ずっと一緒だったのに、これからもずっと一緒だと思ってたのに。
あたしは自分の半身がもぎとられるぐらい苦しかった。きっとヒナもそう。
「………つかれた……」
「…うん…つかれた……」
「神矢っ!」
ずーっと泣いて泣いて、二人でぐったりしかけた頃、水島がヒナのところに走ってきた。
「……神矢、あのさ……」
「?…うん……」
水島は、息を切らしながら、それでも、ヒナに何かを伝えようとしていた。
きっと、すごく、すごく大切な何かを。
ヒナは、赤くなってしまった目を見開いて、吸い込まれるように水島の目を見ていた。
水島の、ヒナを見る目を見たとき。
ヒナの、水島を見る目を見たとき。
ああ、あたしは、ここから離れなきゃって、…思った。
できるだけ静かに、ゆっくり背を向ける。
泣きたかった。
だけど、そんなあたしの背中の向こうで聞こえてきたのは。
「………やっぱ何でもねぇや。
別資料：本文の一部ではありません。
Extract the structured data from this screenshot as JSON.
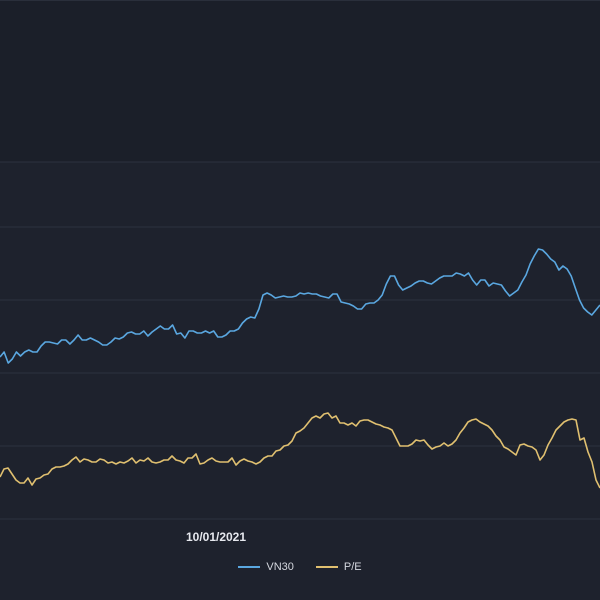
{
  "chart_data": {
    "type": "line",
    "x_tick_labels": [
      "10/01/2021"
    ],
    "grid": true,
    "legend_position": "bottom-center",
    "series": [
      {
        "name": "VN30",
        "color": "#5aa7e0",
        "values": [
          357,
          352,
          363,
          359,
          352,
          356,
          352,
          350,
          352,
          352,
          346,
          342,
          342,
          343,
          344,
          340,
          340,
          344,
          340,
          335,
          340,
          340,
          338,
          340,
          342,
          345,
          345,
          342,
          338,
          339,
          337,
          333,
          332,
          334,
          334,
          331,
          336,
          332,
          329,
          326,
          329,
          329,
          325,
          334,
          333,
          338,
          331,
          331,
          333,
          333,
          331,
          333,
          331,
          337,
          337,
          335,
          331,
          331,
          329,
          323,
          319,
          317,
          318,
          309,
          295,
          293,
          295,
          298,
          297,
          296,
          297,
          297,
          296,
          293,
          294,
          293,
          294,
          294,
          296,
          297,
          298,
          294,
          294,
          302,
          303,
          304,
          306,
          309,
          309,
          304,
          303,
          303,
          300,
          295,
          284,
          276,
          276,
          285,
          290,
          288,
          286,
          283,
          281,
          281,
          283,
          284,
          281,
          278,
          276,
          276,
          276,
          273,
          274,
          276,
          273,
          280,
          285,
          280,
          280,
          286,
          283,
          284,
          285,
          291,
          296,
          293,
          290,
          282,
          275,
          264,
          256,
          249,
          250,
          254,
          259,
          262,
          270,
          266,
          269,
          276,
          288,
          300,
          308,
          312,
          315,
          310,
          305
        ]
      },
      {
        "name": "P/E",
        "color": "#e0c070",
        "values": [
          477,
          469,
          468,
          474,
          480,
          483,
          483,
          478,
          485,
          479,
          478,
          475,
          474,
          469,
          467,
          467,
          466,
          464,
          460,
          457,
          462,
          459,
          460,
          462,
          462,
          459,
          460,
          463,
          462,
          464,
          462,
          463,
          461,
          458,
          463,
          460,
          461,
          458,
          462,
          463,
          462,
          460,
          460,
          456,
          460,
          461,
          463,
          458,
          458,
          454,
          464,
          463,
          460,
          458,
          461,
          462,
          462,
          462,
          458,
          465,
          461,
          459,
          461,
          462,
          464,
          462,
          458,
          456,
          456,
          451,
          450,
          446,
          445,
          441,
          433,
          431,
          428,
          423,
          418,
          416,
          418,
          414,
          413,
          418,
          416,
          423,
          423,
          425,
          423,
          426,
          421,
          420,
          420,
          422,
          424,
          425,
          427,
          428,
          430,
          438,
          446,
          446,
          446,
          444,
          440,
          441,
          440,
          445,
          449,
          447,
          446,
          443,
          446,
          444,
          440,
          433,
          428,
          422,
          420,
          419,
          422,
          424,
          426,
          430,
          436,
          440,
          447,
          449,
          452,
          455,
          445,
          444,
          446,
          447,
          450,
          460,
          455,
          445,
          438,
          430,
          426,
          422,
          420,
          419,
          420,
          440,
          438,
          452,
          462,
          480,
          488
        ]
      }
    ]
  }
}
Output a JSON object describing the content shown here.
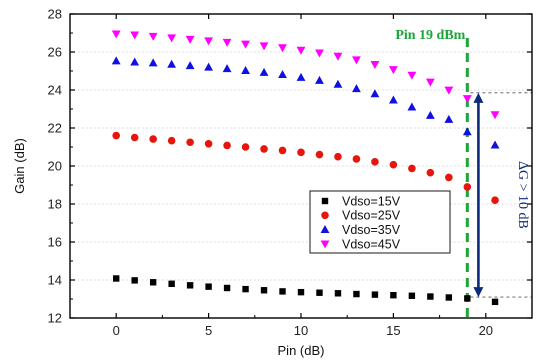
{
  "chart_data": {
    "type": "scatter",
    "xlabel": "Pin (dB)",
    "ylabel": "Gain (dB)",
    "xlim": [
      -2.5,
      22.5
    ],
    "ylim": [
      12,
      28
    ],
    "xticks": [
      "0",
      "5",
      "10",
      "15",
      "20"
    ],
    "yticks": [
      "12",
      "14",
      "16",
      "18",
      "20",
      "22",
      "24",
      "26",
      "28"
    ],
    "grid": "horizontal-dotted",
    "legend_position": "lower-right",
    "x": [
      0,
      1,
      2,
      3,
      4,
      5,
      6,
      7,
      8,
      9,
      10,
      11,
      12,
      13,
      14,
      15,
      16,
      17,
      18,
      19,
      20.5
    ],
    "series": [
      {
        "name": "Vdso=15V",
        "marker": "square",
        "color": "#000000",
        "values": [
          14.08,
          13.98,
          13.88,
          13.8,
          13.72,
          13.65,
          13.58,
          13.52,
          13.46,
          13.4,
          13.36,
          13.33,
          13.3,
          13.26,
          13.23,
          13.2,
          13.17,
          13.13,
          13.08,
          13.03,
          12.85
        ]
      },
      {
        "name": "Vdso=25V",
        "marker": "circle",
        "color": "#e8150d",
        "values": [
          21.6,
          21.5,
          21.42,
          21.33,
          21.25,
          21.17,
          21.08,
          21.0,
          20.9,
          20.82,
          20.72,
          20.6,
          20.49,
          20.37,
          20.22,
          20.07,
          19.87,
          19.65,
          19.4,
          18.9,
          18.2
        ]
      },
      {
        "name": "Vdso=35V",
        "marker": "triangle-up",
        "color": "#1010e0",
        "values": [
          25.53,
          25.47,
          25.42,
          25.35,
          25.28,
          25.2,
          25.12,
          25.02,
          24.92,
          24.81,
          24.66,
          24.5,
          24.3,
          24.07,
          23.8,
          23.47,
          23.1,
          22.66,
          22.45,
          21.8,
          21.1
        ]
      },
      {
        "name": "Vdso=45V",
        "marker": "triangle-down",
        "color": "#ff00ff",
        "values": [
          26.95,
          26.9,
          26.83,
          26.75,
          26.67,
          26.59,
          26.51,
          26.42,
          26.33,
          26.23,
          26.1,
          25.95,
          25.78,
          25.59,
          25.35,
          25.08,
          24.78,
          24.42,
          24.0,
          23.55,
          22.7
        ]
      }
    ],
    "annotations": {
      "pin_label": "Pin 19 dBm",
      "pin_label_color": "#1fa33b",
      "pin_line_x": 19,
      "delta_label": "ΔG > 10 dB",
      "delta_color": "#0d2a7a",
      "delta_x": 19.6,
      "delta_top": 23.85,
      "delta_bottom": 13.1
    }
  }
}
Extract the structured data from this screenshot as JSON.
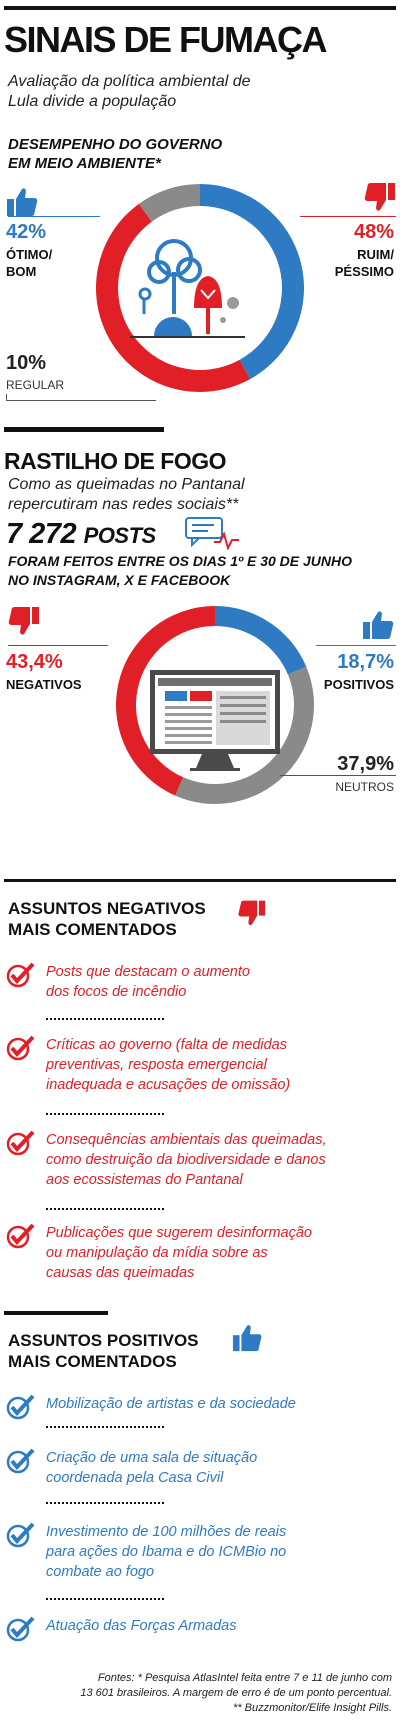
{
  "header": {
    "title": "SINAIS DE FUMAÇA",
    "subtitle_line1": "Avaliação da política ambiental de",
    "subtitle_line2": "Lula divide a população"
  },
  "approval": {
    "kicker_line1": "DESEMPENHO DO GOVERNO",
    "kicker_line2": "EM MEIO AMBIENTE*",
    "good": {
      "pct": "42%",
      "label_line1": "ÓTIMO/",
      "label_line2": "BOM"
    },
    "bad": {
      "pct": "48%",
      "label_line1": "RUIM/",
      "label_line2": "PÉSSIMO"
    },
    "regular": {
      "pct": "10%",
      "label": "REGULAR"
    }
  },
  "fire": {
    "heading": "RASTILHO DE FOGO",
    "subtitle_line1": "Como as queimadas no Pantanal",
    "subtitle_line2": "repercutiram nas redes sociais**",
    "posts_number": "7 272",
    "posts_word": "POSTS",
    "posts_desc_line1": "FORAM FEITOS ENTRE OS DIAS 1º E 30 DE JUNHO",
    "posts_desc_line2": "NO INSTAGRAM, X E FACEBOOK",
    "negative": {
      "pct": "43,4%",
      "label": "NEGATIVOS"
    },
    "positive": {
      "pct": "18,7%",
      "label": "POSITIVOS"
    },
    "neutral": {
      "pct": "37,9%",
      "label": "NEUTROS"
    }
  },
  "negative_topics": {
    "heading_line1": "ASSUNTOS NEGATIVOS",
    "heading_line2": "MAIS COMENTADOS",
    "items": [
      {
        "line1": "Posts que destacam o aumento",
        "line2": "dos focos de incêndio",
        "line3": ""
      },
      {
        "line1": "Críticas ao governo (falta de medidas",
        "line2": "preventivas, resposta emergencial",
        "line3": "inadequada e acusações de omissão)"
      },
      {
        "line1": "Consequências ambientais das queimadas,",
        "line2": "como destruição da biodiversidade e danos",
        "line3": "aos ecossistemas do Pantanal"
      },
      {
        "line1": "Publicações que sugerem desinformação",
        "line2": "ou manipulação da mídia sobre as",
        "line3": "causas das queimadas"
      }
    ]
  },
  "positive_topics": {
    "heading_line1": "ASSUNTOS POSITIVOS",
    "heading_line2": "MAIS COMENTADOS",
    "items": [
      {
        "line1": "Mobilização de artistas e da sociedade",
        "line2": "",
        "line3": ""
      },
      {
        "line1": "Criação de uma sala de situação",
        "line2": "coordenada pela Casa Civil",
        "line3": ""
      },
      {
        "line1": "Investimento de 100 milhões de reais",
        "line2": "para ações do Ibama e do ICMBio no",
        "line3": "combate ao fogo"
      },
      {
        "line1": "Atuação das Forças Armadas",
        "line2": "",
        "line3": ""
      }
    ]
  },
  "footer": {
    "line1": "Fontes: * Pesquisa AtlasIntel feita entre 7 e 11 de junho com",
    "line2": "13 601 brasileiros. A margem de erro é de um ponto percentual.",
    "line3": "** Buzzmonitor/Elife Insight Pills."
  },
  "colors": {
    "blue": "#2e7bc3",
    "red": "#e11f26",
    "gray": "#8a8a8a",
    "light_gray": "#b9b9b9"
  },
  "icons": [
    "thumbs-up-icon",
    "thumbs-down-icon",
    "tree-icon",
    "chat-icon",
    "monitor-icon",
    "check-icon"
  ],
  "chart_data": [
    {
      "type": "pie",
      "title": "DESEMPENHO DO GOVERNO EM MEIO AMBIENTE*",
      "categories": [
        "ÓTIMO/BOM",
        "RUIM/PÉSSIMO",
        "REGULAR"
      ],
      "values": [
        42,
        48,
        10
      ],
      "colors": [
        "#2e7bc3",
        "#e11f26",
        "#8a8a8a"
      ],
      "style": "donut"
    },
    {
      "type": "pie",
      "title": "",
      "categories": [
        "POSITIVOS",
        "NEUTROS",
        "NEGATIVOS"
      ],
      "values": [
        18.7,
        37.9,
        43.4
      ],
      "colors": [
        "#2e7bc3",
        "#8a8a8a",
        "#e11f26"
      ],
      "style": "donut"
    }
  ]
}
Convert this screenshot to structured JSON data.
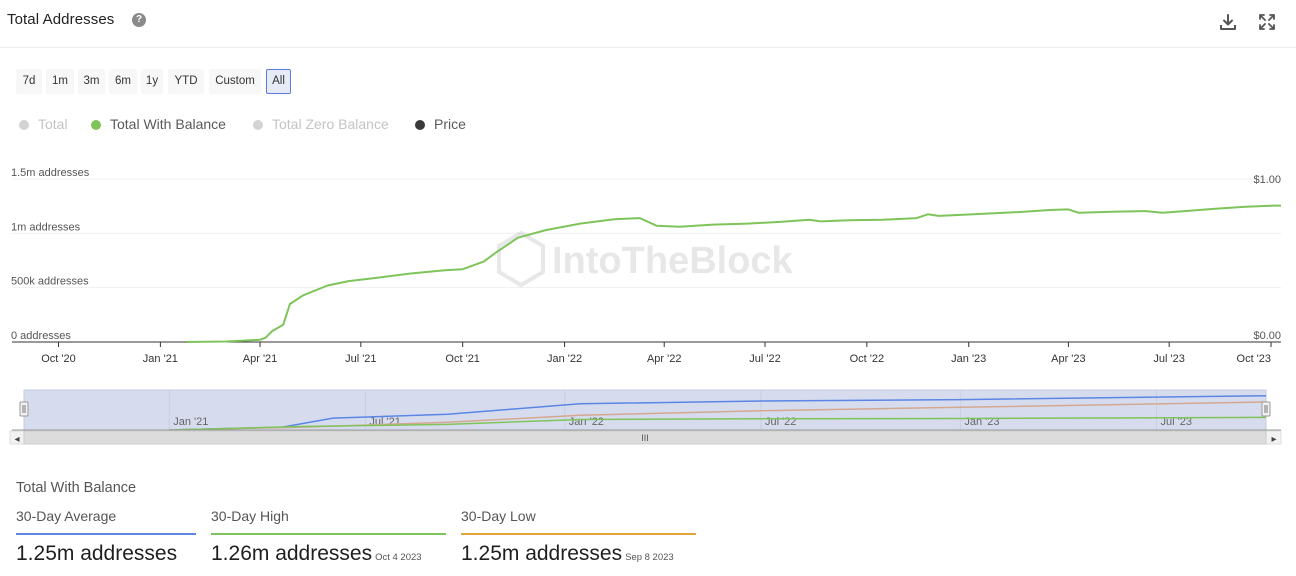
{
  "header": {
    "title": "Total Addresses",
    "help_glyph": "?",
    "icons": [
      "download-icon",
      "expand-icon"
    ]
  },
  "range_buttons": [
    {
      "label": "7d",
      "active": false
    },
    {
      "label": "1m",
      "active": false
    },
    {
      "label": "3m",
      "active": false
    },
    {
      "label": "6m",
      "active": false
    },
    {
      "label": "1y",
      "active": false
    },
    {
      "label": "YTD",
      "active": false
    },
    {
      "label": "Custom",
      "active": false
    },
    {
      "label": "All",
      "active": true
    }
  ],
  "legend": [
    {
      "label": "Total",
      "color": "#d3d3d3",
      "enabled": false
    },
    {
      "label": "Total With Balance",
      "color": "#7fc45a",
      "enabled": true
    },
    {
      "label": "Total Zero Balance",
      "color": "#d3d3d3",
      "enabled": false
    },
    {
      "label": "Price",
      "color": "#3a3a3a",
      "enabled": true
    }
  ],
  "colors": {
    "series": "#7fc45a",
    "nav_total": "#5b86e5",
    "nav_price": "#d4a890",
    "nav_balance": "#7fc45a",
    "average_line": "#5b86e5",
    "high_line": "#7fc45a",
    "low_line": "#e0a43b"
  },
  "watermark": "IntoTheBlock",
  "chart_data": {
    "type": "line",
    "title": "Total Addresses",
    "series_name": "Total With Balance",
    "y_axis_left": {
      "range": [
        0,
        1500000
      ],
      "ticks": [
        0,
        500000,
        1000000,
        1500000
      ],
      "tick_labels": [
        "0 addresses",
        "500k addresses",
        "1m addresses",
        "1.5m addresses"
      ]
    },
    "y_axis_right": {
      "range": [
        0,
        1
      ],
      "tick_labels": [
        "$0.00",
        "$1.00"
      ]
    },
    "x_axis": {
      "start": "2020-08-20",
      "end": "2023-10-10",
      "ticks": [
        {
          "date": "2020-10-01",
          "label": "Oct '20"
        },
        {
          "date": "2021-01-01",
          "label": "Jan '21"
        },
        {
          "date": "2021-04-01",
          "label": "Apr '21"
        },
        {
          "date": "2021-07-01",
          "label": "Jul '21"
        },
        {
          "date": "2021-10-01",
          "label": "Oct '21"
        },
        {
          "date": "2022-01-01",
          "label": "Jan '22"
        },
        {
          "date": "2022-04-01",
          "label": "Apr '22"
        },
        {
          "date": "2022-07-01",
          "label": "Jul '22"
        },
        {
          "date": "2022-10-01",
          "label": "Oct '22"
        },
        {
          "date": "2023-01-01",
          "label": "Jan '23"
        },
        {
          "date": "2023-04-01",
          "label": "Apr '23"
        },
        {
          "date": "2023-07-01",
          "label": "Jul '23"
        },
        {
          "date": "2023-10-01",
          "label": "Oct '23"
        }
      ]
    },
    "points": [
      [
        "2021-01-25",
        0
      ],
      [
        "2021-03-01",
        5000
      ],
      [
        "2021-04-01",
        20000
      ],
      [
        "2021-04-06",
        40000
      ],
      [
        "2021-04-12",
        100000
      ],
      [
        "2021-04-22",
        160000
      ],
      [
        "2021-04-28",
        350000
      ],
      [
        "2021-05-10",
        430000
      ],
      [
        "2021-06-01",
        520000
      ],
      [
        "2021-06-20",
        560000
      ],
      [
        "2021-07-15",
        590000
      ],
      [
        "2021-08-15",
        630000
      ],
      [
        "2021-09-15",
        660000
      ],
      [
        "2021-10-01",
        670000
      ],
      [
        "2021-10-20",
        740000
      ],
      [
        "2021-11-01",
        830000
      ],
      [
        "2021-11-20",
        960000
      ],
      [
        "2021-12-15",
        1030000
      ],
      [
        "2022-01-15",
        1090000
      ],
      [
        "2022-02-15",
        1130000
      ],
      [
        "2022-03-10",
        1140000
      ],
      [
        "2022-03-25",
        1070000
      ],
      [
        "2022-04-15",
        1060000
      ],
      [
        "2022-05-15",
        1080000
      ],
      [
        "2022-06-15",
        1090000
      ],
      [
        "2022-07-15",
        1105000
      ],
      [
        "2022-08-10",
        1125000
      ],
      [
        "2022-08-20",
        1110000
      ],
      [
        "2022-09-15",
        1120000
      ],
      [
        "2022-10-15",
        1125000
      ],
      [
        "2022-11-15",
        1140000
      ],
      [
        "2022-11-25",
        1175000
      ],
      [
        "2022-12-05",
        1160000
      ],
      [
        "2023-01-15",
        1180000
      ],
      [
        "2023-02-15",
        1195000
      ],
      [
        "2023-03-15",
        1215000
      ],
      [
        "2023-04-01",
        1220000
      ],
      [
        "2023-04-10",
        1190000
      ],
      [
        "2023-05-15",
        1200000
      ],
      [
        "2023-06-10",
        1205000
      ],
      [
        "2023-06-25",
        1190000
      ],
      [
        "2023-07-15",
        1205000
      ],
      [
        "2023-08-10",
        1225000
      ],
      [
        "2023-09-08",
        1245000
      ],
      [
        "2023-10-04",
        1255000
      ],
      [
        "2023-10-10",
        1255000
      ]
    ],
    "navigator": {
      "labels": [
        "Jan '21",
        "Jul '21",
        "Jan '22",
        "Jul '22",
        "Jan '23",
        "Jul '23"
      ],
      "label_dates": [
        "2021-01-01",
        "2021-07-01",
        "2022-01-01",
        "2022-07-01",
        "2023-01-01",
        "2023-07-01"
      ],
      "scrollbar_glyph": "III",
      "left_arrow": "◂",
      "right_arrow": "▸",
      "handle_glyph": "|||",
      "series": [
        {
          "name": "Total",
          "points": [
            [
              "2021-01-01",
              0
            ],
            [
              "2021-04-15",
              0.08
            ],
            [
              "2021-06-01",
              0.34
            ],
            [
              "2021-09-15",
              0.45
            ],
            [
              "2021-11-15",
              0.6
            ],
            [
              "2022-01-15",
              0.75
            ],
            [
              "2022-07-01",
              0.83
            ],
            [
              "2023-01-01",
              0.87
            ],
            [
              "2023-10-10",
              0.98
            ]
          ]
        },
        {
          "name": "Price",
          "points": [
            [
              "2021-01-01",
              0
            ],
            [
              "2021-05-01",
              0.08
            ],
            [
              "2021-09-15",
              0.22
            ],
            [
              "2022-01-15",
              0.42
            ],
            [
              "2022-07-01",
              0.55
            ],
            [
              "2023-01-01",
              0.65
            ],
            [
              "2023-10-10",
              0.8
            ]
          ]
        },
        {
          "name": "Total With Balance",
          "points": [
            [
              "2021-01-01",
              0
            ],
            [
              "2021-05-01",
              0.1
            ],
            [
              "2021-09-15",
              0.16
            ],
            [
              "2022-01-15",
              0.3
            ],
            [
              "2022-07-01",
              0.32
            ],
            [
              "2023-01-01",
              0.33
            ],
            [
              "2023-10-10",
              0.36
            ]
          ]
        }
      ]
    }
  },
  "stats": {
    "title": "Total With Balance",
    "items": [
      {
        "label": "30-Day Average",
        "value": "1.25m addresses",
        "date": ""
      },
      {
        "label": "30-Day High",
        "value": "1.26m addresses",
        "date": "Oct 4 2023"
      },
      {
        "label": "30-Day Low",
        "value": "1.25m addresses",
        "date": "Sep 8 2023"
      }
    ]
  }
}
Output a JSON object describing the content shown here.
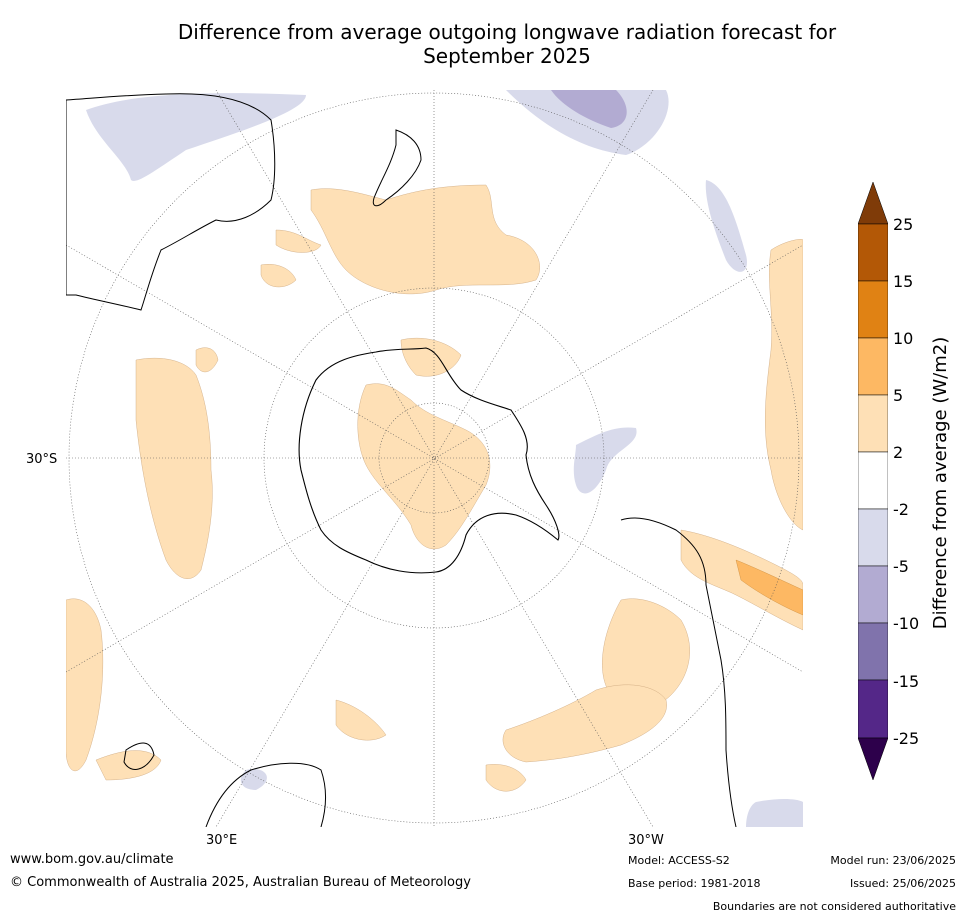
{
  "title_line1": "Difference from average outgoing longwave radiation forecast for",
  "title_line2": "September 2025",
  "map_labels": {
    "lat_30s": "30°S",
    "lon_30e": "30°E",
    "lon_30w": "30°W"
  },
  "colorbar": {
    "label": "Difference from average (W/m2)",
    "ticks": [
      "25",
      "15",
      "10",
      "5",
      "2",
      "-2",
      "-5",
      "-10",
      "-15",
      "-25"
    ],
    "colors": [
      "#7f3b08",
      "#b35806",
      "#e08214",
      "#fdb863",
      "#fee0b6",
      "#ffffff",
      "#d8daeb",
      "#b2abd2",
      "#8073ac",
      "#542788",
      "#2d004b"
    ]
  },
  "footer": {
    "url": "www.bom.gov.au/climate",
    "copyright": "© Commonwealth of Australia 2025, Australian Bureau of Meteorology",
    "model": "Model: ACCESS-S2",
    "base_period": "Base period: 1981-2018",
    "model_run": "Model run: 23/06/2025",
    "issued": "Issued: 25/06/2025",
    "disclaimer": "Boundaries are not considered authoritative"
  }
}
…元気でな」
「……うん。…ばいばい」
ヒナと、ヒナのお母さんを乗せた車が走り去ったあと。
「……水島の…バカーーーーーーーーーーっ!!!!」
「あ!?いてっ、何だよ!」
涙がぼろぼろ出てきて、何にも見えなくなって、ワケわかんなくなって。
ただ、横にいる水島のことがめちゃくちゃむかついて。
ほんっとに、すっごい、むかついて。
がむしゃらに、水島のことを殴りまくった。
だけど、水島より何よりいちばんむかついたのは。
ほっとした、自分だった。
中学に入ってもやっぱり、水島はバカだった。
いっつもふざけてて、みんなを盛り上げて。
あたしもバカだから、水島と一緒にみんなを盛り上げて。
騒いで、笑って。
だけどあいつは、走るときだけはすごく真剣だった。
朝は誰よりも早く来て、部活の後は誰よりも遅くまで残って。
あたしも水島と同じ陸上部で、ずっとがむしゃらに走りまくってたから、知ってる。
…誰よりも、あいつは努力してて。
なのに、それをあいつは周りに伝えない。
クラスのみんなは、きっとバカな水島しか知らない。
…だけど、あたしは。
怖いぐらいに真剣なあいつの目を、知ってる。
ときどき、すごく遠くの空を見つめていることを…知ってる。